So, as you may or may not know, I currently work as an organic chemist in the field of carbon capture and storage (CCS). It has come to my attention that not many of you actually know what CCS is so I thought I would take this opportunity, in my jet lagged state, to explain it. There are plenty of other people who have explained it much better than me so do also check out the literature.1, 2
“Carbon capture” refers to the capturing of carbon dioxide (CO2), usually from power station flue gases and “storage” is the storing of this captured CO2. So why do we want or need to capture and store carbon dioxide from places such as power stations? Fossil fuel combustion supplies more than 85% of energy for industrial activities and is therefore a huge greenhouse gas contributor. Coal will supply 28% of global energy by 2030, as part of a 57% increase in CO2 emissions. CCS is a way of reducing emissions and is considered a provisional system to allow a transition away from the use of fossil fuels [“World energy outlook” (International Energy Agency, Paris, 2007), http://www.iea.org. 2
There are many different methods for the capture of CO2. My research is in post-combustion carbon capture (PCCS) which, as the name suggests, allows the capture of CO2 after the combustion of the coal (or gas). There are also pre-combustion and oxy-fuel combustion processes which can be used (as shown in my very crude and simplified schemes below).3
Since it is what I research, I will only talk about PCCS, but the other CCS options are equally valid. The majority of PCCS research is in the use of amines to capture CO2, as these can form stable carbamates or bicarbonates with CO2. These salts can then be heated up to allow release of pure CO2, which can be sent off for storage, and the free amine, which is recycled.

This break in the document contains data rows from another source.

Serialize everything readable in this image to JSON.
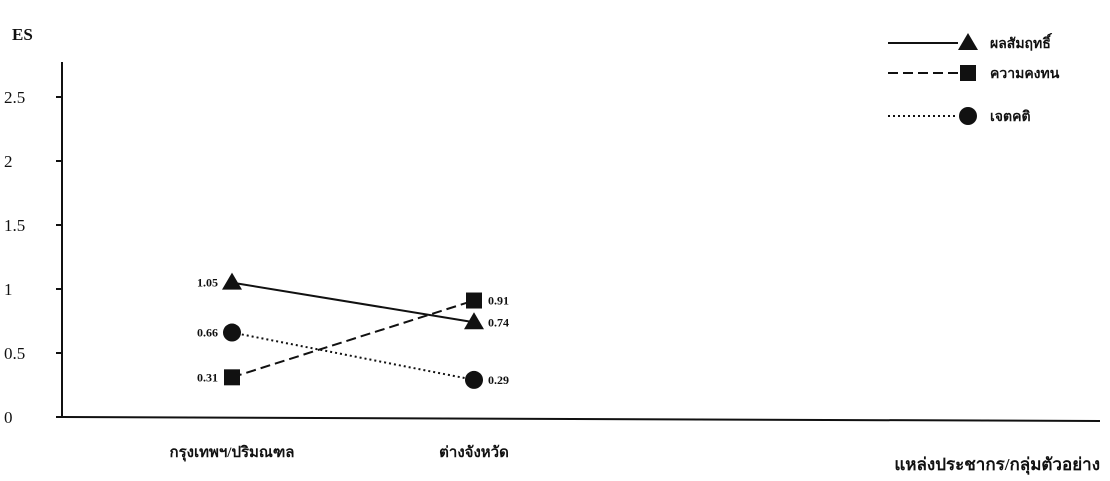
{
  "chart_data": {
    "type": "line",
    "ylabel": "ES",
    "xlabel": "แหล่งประชากร/กลุ่มตัวอย่าง",
    "categories": [
      "กรุงเทพฯ/ปริมณฑล",
      "ต่างจังหวัด"
    ],
    "ylim": [
      0,
      2.5
    ],
    "yticks": [
      "0",
      "0.5",
      "1",
      "1.5",
      "2",
      "2.5"
    ],
    "grid": false,
    "legend_position": "top-right",
    "series": [
      {
        "name": "ผลสัมฤทธิ์",
        "marker": "triangle",
        "line": "solid",
        "values": [
          1.05,
          0.74
        ],
        "labels": [
          "1.05",
          "0.74"
        ]
      },
      {
        "name": "ความคงทน",
        "marker": "square",
        "line": "dashed",
        "values": [
          0.31,
          0.91
        ],
        "labels": [
          "0.31",
          "0.91"
        ]
      },
      {
        "name": "เจตคติ",
        "marker": "circle",
        "line": "dotted",
        "values": [
          0.66,
          0.29
        ],
        "labels": [
          "0.66",
          "0.29"
        ]
      }
    ],
    "colors": {
      "ink": "#111111",
      "background": "#ffffff"
    }
  }
}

There are many amines that can be used in carbon capture processes but mostly they are alkanolamines such as monoethanolamine (MEA) and N-methyldiethanolamine (MDEA) or hindered amines such as piperazine (PZ).
MEA MDEA PZ
There are currently lots of pilot plant projects where amines are being used to capture carbon dioxide. Hopefully soon there will be a full-scale demonstration project, and then fingers crossed, it will be commercialised.
Right, now onto storage… 5, 6
Storage (or sequestration) is very much a geologist’s problem and although I know more than the average person about it, I am in no way an expert. The theory is that the captured, pure CO2 can be stored in underground geological formations such as oil fields, gas fields and saline aquifers. The current trend is to use CO2 in enhanced oil recovery which allows previously unavailable oil to be retrieved. Similarly, CO2 can be used to obtain coal from unmineable coal seams. Saline aquifers, of which there are many, offer a large potential storage volume but relatively little is known about the effects of storing CO2 in them, particularly in relation to potential CO2 leakage. There is a great deal of research into all areas of storage and I do recommend looking at further literature if you wish to learn more.
I hope I have managed to inform you further on CCS. Although it is not a fix-all process, I believe CCS is necessary as a short term measure to reduce our carbon emissions and I hope a full-scale CCS project does go ahead very soon.
1 J. Gibbins, Energy Policy, 2008, 36, 4317–4322. 2 H. J. Herzog, Environ. Sci. Technol., 2001, 35, 148A–153A. 3 R. S. Haszeldine, Science, 2009, 325, 1647–52. 4 J. D. Figueroa et al, Int. J. Greenh. Gas. Con., 2008, 2, 9–20. 5 K. Michael et al, Int. J. Greenh. Gas. Con., 2010, 4, 659–667. 6 K. S. Lackner, Science, 2003, 300, 1677–8.